Foot force is by nature dependent and expressive of the load on the blades. Without holding a loaded handle (in the water or with the chain force of an ergo), foot force is minimal. As such foot force cannot be considered as an individual segment of the stroke, rather it is an expression of the body as an ‘energy transfer link’ between the handle and stretcher.

Therefore a more stable foot demonstrates more force simply because of its improved ability to transfer leg and body force to the stretcher. In general physics terms it is also seen that when applying a pushing load, greater surface area at contact is also helpful. This will lead to an obvious increase in efficiency of energy transfer. If the rower is able to transfer more force between the stretcher and handle, when used correctly (blade in the water, accurate and well timed arm draw), that force will convert to boat speed.

If you observe the graph above, you will notice the distinct relationship between heel timing and peak force. This is when the heel makes contact with the foot board. As this contact occurs, the structure of the foot becomes a platform rather than a hinge, allowing a more efficient transfer of energy to the stretcher (and back again). A stiffer lever will always transfer energy better than an unstable one – in this case your foot. In the graph above we show an athlete utilizing BAT Logic equipment with a custom setup aimed at increasing heel loading.

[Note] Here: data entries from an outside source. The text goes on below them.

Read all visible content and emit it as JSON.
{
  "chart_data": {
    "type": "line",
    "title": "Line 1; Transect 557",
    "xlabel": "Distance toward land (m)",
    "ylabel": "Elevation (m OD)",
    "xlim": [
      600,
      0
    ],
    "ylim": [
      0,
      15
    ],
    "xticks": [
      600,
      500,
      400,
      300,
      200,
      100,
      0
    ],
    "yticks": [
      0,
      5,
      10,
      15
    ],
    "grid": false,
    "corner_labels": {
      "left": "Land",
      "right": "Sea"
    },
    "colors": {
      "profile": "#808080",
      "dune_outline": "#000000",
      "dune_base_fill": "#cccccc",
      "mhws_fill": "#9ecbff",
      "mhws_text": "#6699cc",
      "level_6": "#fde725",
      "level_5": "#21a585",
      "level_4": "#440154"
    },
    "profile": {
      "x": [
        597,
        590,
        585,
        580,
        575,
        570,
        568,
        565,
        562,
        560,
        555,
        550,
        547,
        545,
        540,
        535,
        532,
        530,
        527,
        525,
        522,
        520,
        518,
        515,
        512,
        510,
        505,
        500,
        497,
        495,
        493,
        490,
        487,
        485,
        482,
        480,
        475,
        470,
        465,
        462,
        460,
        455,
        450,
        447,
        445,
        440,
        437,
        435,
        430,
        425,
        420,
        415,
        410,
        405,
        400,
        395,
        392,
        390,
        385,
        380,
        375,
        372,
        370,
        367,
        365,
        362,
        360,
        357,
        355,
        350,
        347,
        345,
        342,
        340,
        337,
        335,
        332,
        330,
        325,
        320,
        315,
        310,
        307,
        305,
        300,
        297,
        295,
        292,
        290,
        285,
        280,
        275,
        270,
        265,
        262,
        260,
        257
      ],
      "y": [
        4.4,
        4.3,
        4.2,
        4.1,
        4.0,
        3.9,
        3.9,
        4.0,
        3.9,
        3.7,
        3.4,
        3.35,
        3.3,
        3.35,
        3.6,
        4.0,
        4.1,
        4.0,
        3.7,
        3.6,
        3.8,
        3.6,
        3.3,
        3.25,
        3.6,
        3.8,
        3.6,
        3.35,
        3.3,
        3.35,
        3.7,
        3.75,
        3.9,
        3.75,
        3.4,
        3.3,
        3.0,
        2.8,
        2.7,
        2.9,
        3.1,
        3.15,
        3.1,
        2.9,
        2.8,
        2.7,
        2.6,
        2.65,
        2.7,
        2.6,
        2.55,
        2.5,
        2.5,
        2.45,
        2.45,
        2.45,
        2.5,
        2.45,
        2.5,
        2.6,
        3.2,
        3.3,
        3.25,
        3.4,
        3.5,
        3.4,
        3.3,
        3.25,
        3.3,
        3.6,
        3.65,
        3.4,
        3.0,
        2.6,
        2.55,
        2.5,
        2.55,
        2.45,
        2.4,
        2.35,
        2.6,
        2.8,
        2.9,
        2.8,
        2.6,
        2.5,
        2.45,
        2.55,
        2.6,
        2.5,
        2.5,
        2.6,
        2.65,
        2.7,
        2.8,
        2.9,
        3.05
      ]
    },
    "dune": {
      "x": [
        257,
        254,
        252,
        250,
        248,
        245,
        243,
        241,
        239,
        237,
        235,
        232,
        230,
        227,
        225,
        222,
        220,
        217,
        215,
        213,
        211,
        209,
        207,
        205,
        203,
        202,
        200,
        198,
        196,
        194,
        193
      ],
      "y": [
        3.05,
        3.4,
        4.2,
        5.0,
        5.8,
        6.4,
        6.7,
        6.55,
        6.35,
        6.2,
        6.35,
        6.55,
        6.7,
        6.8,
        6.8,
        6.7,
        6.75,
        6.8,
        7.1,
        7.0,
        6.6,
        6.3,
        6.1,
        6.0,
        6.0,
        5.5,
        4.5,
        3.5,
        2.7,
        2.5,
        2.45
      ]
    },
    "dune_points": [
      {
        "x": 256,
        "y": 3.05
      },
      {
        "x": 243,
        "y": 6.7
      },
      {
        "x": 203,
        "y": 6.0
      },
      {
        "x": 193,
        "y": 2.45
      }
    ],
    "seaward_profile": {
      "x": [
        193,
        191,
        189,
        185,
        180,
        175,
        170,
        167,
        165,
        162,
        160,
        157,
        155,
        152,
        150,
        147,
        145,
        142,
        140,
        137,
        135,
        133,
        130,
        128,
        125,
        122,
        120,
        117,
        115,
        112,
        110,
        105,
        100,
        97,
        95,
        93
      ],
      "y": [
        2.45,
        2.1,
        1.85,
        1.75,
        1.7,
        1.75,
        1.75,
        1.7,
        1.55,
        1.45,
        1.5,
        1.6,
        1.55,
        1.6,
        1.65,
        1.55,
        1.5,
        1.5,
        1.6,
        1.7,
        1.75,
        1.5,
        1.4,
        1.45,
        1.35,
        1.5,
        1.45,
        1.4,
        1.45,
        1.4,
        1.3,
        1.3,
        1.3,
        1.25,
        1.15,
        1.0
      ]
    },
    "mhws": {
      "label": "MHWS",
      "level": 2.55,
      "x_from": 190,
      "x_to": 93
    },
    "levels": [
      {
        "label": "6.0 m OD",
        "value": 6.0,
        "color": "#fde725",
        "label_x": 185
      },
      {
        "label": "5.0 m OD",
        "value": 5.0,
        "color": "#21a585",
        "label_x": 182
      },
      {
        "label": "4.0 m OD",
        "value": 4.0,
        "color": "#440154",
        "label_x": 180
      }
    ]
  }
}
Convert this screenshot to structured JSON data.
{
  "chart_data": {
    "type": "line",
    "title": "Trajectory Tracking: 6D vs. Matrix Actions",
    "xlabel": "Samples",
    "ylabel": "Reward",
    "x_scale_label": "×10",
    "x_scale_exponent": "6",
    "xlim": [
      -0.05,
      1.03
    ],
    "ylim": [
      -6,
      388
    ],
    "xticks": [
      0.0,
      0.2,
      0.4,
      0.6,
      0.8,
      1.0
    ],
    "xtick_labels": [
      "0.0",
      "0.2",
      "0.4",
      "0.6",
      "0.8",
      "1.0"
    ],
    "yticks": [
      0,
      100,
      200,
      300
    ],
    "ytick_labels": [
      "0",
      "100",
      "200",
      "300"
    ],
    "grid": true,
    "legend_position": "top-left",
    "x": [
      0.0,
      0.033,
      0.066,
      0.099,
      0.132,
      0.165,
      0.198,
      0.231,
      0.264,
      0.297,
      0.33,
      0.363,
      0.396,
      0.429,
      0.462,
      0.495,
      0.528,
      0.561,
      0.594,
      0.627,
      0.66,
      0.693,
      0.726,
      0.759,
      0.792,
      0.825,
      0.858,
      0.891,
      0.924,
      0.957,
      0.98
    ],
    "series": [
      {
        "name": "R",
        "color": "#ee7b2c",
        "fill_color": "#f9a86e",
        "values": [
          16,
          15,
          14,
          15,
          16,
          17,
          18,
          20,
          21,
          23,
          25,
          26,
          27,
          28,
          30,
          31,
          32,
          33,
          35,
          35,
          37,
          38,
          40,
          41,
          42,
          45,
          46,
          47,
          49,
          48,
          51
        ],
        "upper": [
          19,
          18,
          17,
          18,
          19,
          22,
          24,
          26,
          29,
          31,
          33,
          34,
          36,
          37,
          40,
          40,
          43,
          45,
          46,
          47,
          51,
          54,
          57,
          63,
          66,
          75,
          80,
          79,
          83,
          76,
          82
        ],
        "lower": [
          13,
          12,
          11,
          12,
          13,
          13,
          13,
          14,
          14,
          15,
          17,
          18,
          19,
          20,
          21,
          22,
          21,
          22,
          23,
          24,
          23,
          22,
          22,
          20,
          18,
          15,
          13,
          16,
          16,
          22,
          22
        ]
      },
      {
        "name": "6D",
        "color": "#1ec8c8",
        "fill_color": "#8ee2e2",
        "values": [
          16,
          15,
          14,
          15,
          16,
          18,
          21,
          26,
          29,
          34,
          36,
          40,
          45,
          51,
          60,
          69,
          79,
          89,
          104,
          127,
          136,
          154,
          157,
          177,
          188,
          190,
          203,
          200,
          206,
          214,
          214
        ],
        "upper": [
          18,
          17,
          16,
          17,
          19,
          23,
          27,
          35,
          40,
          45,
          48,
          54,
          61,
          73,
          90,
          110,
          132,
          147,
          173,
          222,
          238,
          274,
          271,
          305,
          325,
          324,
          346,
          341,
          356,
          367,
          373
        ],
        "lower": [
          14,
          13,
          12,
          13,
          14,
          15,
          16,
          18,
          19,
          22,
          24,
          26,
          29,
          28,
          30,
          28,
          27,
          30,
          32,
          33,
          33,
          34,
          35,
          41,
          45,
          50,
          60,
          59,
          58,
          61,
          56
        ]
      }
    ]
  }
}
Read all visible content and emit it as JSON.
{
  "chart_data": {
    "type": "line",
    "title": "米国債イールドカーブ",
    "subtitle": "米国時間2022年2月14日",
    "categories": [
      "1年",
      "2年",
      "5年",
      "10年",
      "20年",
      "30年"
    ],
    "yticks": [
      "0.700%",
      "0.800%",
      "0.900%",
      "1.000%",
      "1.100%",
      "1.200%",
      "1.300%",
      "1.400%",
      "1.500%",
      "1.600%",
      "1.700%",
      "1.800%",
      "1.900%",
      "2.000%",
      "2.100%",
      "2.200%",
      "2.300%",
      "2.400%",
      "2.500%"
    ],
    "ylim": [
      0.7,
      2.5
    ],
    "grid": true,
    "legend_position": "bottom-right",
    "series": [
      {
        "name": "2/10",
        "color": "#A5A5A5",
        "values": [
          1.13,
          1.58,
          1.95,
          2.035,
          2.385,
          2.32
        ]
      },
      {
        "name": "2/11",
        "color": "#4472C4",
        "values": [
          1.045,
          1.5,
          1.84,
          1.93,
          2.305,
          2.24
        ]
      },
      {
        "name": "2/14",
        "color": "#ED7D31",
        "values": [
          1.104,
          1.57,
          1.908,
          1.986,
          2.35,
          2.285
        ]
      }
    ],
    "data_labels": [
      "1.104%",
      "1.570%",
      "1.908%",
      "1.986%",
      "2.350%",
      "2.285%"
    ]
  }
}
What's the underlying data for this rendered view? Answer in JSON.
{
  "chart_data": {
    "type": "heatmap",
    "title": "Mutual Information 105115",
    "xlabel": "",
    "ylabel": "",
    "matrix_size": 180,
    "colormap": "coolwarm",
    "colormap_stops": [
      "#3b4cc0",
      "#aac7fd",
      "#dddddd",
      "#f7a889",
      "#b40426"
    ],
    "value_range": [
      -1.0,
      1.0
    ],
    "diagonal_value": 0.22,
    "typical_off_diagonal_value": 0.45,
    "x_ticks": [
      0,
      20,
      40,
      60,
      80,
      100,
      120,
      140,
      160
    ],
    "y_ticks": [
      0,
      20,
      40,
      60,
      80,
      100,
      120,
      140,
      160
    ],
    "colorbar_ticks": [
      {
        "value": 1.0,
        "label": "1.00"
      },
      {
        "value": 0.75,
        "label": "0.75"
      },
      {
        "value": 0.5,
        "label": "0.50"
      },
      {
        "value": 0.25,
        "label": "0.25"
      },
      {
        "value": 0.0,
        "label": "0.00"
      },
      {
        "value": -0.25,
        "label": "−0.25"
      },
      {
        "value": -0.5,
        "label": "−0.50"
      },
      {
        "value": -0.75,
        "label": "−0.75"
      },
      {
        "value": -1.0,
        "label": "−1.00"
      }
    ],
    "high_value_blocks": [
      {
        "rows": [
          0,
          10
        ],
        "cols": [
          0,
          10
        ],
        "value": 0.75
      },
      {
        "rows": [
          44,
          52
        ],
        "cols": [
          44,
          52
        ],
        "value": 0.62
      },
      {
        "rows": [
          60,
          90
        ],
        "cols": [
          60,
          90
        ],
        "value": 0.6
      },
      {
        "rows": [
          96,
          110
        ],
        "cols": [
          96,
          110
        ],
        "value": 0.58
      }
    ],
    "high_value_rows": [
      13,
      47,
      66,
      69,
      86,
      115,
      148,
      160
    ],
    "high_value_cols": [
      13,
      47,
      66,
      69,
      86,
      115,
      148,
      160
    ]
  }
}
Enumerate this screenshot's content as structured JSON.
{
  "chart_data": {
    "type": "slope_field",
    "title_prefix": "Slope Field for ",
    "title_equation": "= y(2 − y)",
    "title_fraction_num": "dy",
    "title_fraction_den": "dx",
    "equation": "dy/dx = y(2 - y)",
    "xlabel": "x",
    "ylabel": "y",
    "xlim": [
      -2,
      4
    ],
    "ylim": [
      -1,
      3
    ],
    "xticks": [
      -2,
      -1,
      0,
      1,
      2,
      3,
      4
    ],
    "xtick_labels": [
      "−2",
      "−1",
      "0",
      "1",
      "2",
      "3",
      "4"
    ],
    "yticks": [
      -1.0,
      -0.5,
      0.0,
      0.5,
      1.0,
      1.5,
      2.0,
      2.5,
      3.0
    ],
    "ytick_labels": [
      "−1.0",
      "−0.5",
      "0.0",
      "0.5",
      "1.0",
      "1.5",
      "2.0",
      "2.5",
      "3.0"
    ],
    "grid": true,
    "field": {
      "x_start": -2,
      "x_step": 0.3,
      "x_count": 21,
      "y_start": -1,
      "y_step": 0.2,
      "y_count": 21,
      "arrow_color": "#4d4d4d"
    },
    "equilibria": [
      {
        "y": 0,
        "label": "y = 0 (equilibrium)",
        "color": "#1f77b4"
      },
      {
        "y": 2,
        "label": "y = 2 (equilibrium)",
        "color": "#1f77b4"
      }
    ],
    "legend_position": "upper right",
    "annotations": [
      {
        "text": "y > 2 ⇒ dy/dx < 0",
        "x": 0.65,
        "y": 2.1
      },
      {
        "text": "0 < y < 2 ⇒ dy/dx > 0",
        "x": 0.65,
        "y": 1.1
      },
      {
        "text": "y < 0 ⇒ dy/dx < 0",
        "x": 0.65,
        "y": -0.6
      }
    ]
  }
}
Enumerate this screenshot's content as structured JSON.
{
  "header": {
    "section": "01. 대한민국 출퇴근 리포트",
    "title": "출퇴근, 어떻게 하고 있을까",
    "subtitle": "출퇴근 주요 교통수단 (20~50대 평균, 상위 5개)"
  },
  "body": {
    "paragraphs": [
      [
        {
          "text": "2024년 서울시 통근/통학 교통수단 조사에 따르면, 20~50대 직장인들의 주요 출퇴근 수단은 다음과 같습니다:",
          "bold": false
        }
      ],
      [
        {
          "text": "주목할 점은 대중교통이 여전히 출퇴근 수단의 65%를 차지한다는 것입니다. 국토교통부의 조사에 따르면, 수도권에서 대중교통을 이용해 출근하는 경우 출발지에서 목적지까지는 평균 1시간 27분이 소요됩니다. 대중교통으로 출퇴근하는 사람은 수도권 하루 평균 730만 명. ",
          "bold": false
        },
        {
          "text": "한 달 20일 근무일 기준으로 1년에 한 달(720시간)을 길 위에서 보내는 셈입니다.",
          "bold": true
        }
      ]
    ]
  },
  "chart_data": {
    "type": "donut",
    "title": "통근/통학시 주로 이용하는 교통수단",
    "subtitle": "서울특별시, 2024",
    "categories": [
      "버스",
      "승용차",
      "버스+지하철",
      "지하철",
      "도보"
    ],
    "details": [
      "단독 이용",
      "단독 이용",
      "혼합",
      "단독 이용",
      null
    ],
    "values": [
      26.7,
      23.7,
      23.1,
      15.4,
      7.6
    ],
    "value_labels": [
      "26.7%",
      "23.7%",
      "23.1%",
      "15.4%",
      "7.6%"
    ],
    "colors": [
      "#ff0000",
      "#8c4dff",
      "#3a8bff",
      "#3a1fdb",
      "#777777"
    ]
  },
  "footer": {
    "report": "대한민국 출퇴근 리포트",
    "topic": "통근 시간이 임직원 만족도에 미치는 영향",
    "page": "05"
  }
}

A sprinter is very strong on their toes when applying force and converting it to power, so why is rowing so different? A sprinter is different as they are transferring force onto the track in a plantar flexed position (toes pointed down) at their first contact with the ground – their ‘catch’ position if you like, which takes the talo-crural joint (ankle) into a more stable position for the biomechanics of running. The sprinter is also upright, with a straighter lower limb and a centre of gravity above and slightly in front of them. The goal with sprinting is to produce maximal force in a downward and backward direction literally propelling the athlete up the track. Contrast this to the rower at the catch- on their toes with a dorsi flexed (toes pointing up) and less dynamic ankle position, fully flexed knee and hip plus with the centre of gravity over their seat. Their goal is to transfer as much foot force as possible horizontally onto the plate and then through the blade. This is a very different environment for the foot to transfer force.

In the catch position, the tibia (shin) is vertical or near to, with a loading mechanism that results in an internal rotation of the bone (twisting in) and a resulting lowering of the foot arch arch as the heel falls to contact the stretcher late in the drive. An athlete will generate a “peak foot force” but it may not be equal or even close to what the potential force generation from the hip and knee were in the drive movement. In other words, due to the foot position, efficiency is often low and the effective foot force is reduced because of this.

Contrast this with a position where the rower’s heel is fully engaged and their foot is supported and stable. This allows a larger base of support for the rower to load against. This stability not only enhances the foot and ankle’s ability as a transfer lever, but also creates a broader base for the athlete to hold against, making it easier and more comfortable to suspend their body weight from the seat during the early drive. Efficiency is improved, comfort is greater, muscles are working better (especially the power generating glutes and hamstrings) and foot force is increased. This is good for the athlete’s position, for force generation and, the absolute key, for boat speed.

Speed can come from an increase in your foot force without necessarily trying to row any harder and as a result you will end up going faster.